Methods: Cases of ischemic stroke and intracerebral hemorrhage among women (January 2000-December 2006) were identified as part of the Brain Attack Surveillance in Corpus Christi (BASIC) Project, a stroke surveillance study in a biethnic Texas community. Cumulative incidence of stroke among women was compared by ethnicity and age. Logistic regression was used to compare risk factors and age-adjusted use of antihypertensives between MA and NHW female stroke cases.

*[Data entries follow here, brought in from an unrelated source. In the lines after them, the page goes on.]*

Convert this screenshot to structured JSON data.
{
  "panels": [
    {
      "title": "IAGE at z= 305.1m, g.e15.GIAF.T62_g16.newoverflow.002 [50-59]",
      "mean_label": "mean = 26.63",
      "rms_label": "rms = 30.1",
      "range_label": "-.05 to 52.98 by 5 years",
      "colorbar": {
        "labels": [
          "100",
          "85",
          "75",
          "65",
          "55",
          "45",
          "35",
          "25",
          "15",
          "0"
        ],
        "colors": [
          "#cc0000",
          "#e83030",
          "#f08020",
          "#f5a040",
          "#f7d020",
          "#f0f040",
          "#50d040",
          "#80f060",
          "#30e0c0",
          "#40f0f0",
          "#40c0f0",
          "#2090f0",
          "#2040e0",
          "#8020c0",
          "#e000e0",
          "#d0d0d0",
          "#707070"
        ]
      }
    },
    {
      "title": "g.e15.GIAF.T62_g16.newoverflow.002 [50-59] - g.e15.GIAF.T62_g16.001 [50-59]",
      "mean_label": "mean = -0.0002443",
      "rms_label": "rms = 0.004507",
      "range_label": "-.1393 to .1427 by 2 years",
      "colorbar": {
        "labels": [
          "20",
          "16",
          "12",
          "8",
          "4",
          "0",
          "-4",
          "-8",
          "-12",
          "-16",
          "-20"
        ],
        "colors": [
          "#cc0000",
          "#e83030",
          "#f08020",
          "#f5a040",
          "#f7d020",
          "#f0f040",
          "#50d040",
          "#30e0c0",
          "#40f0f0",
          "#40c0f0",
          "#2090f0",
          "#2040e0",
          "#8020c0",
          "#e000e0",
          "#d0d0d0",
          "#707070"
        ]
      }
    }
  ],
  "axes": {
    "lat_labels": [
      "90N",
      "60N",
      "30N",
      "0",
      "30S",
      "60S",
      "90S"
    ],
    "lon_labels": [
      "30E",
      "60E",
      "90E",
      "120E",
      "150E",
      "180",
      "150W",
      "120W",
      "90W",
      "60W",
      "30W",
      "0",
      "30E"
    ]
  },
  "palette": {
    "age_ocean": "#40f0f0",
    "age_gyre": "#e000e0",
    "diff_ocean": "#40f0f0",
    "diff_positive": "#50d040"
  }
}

Results: MA women had elevated stroke risk compared with NHW women at younger ages (ages 45-59: relative risk (RR) = 2.00 (95% confidence interval (CI): 1.54-2.58); ages 60-74: RR = 1.57 (95% CI: 1.31-1.87); ages > or =75: RR = 1.13 (95% CI: 0.98-1.29)). Stroke severity and stroke type did not differ between ethnic groups. MA female stroke cases were more likely to have hypertension (odds ratio (OR) = 1.41 (95% CI: 1.11-1.80)), diabetes (OR = 3.54 (95% CI: 2.82-4.45)), and the presence of both risk factors (OR = 3.31 (95% CI: 2.61-4.21)) compared with NHW female stroke cases and were more likely to report use of antihypertensives (OR = 1.51 (95% CI: 1.10-2.06)). There was a trend toward greater hypertension awareness among MA female stroke cases (OR = 1.37 (95% CI: 0.98-1.91)).
Conclusions: MA women have increased risk of stroke at younger ages compared with NHW women. Reasons for this ethnic disparity, including an increased prevalence of hypertension and diabetes, should be explored.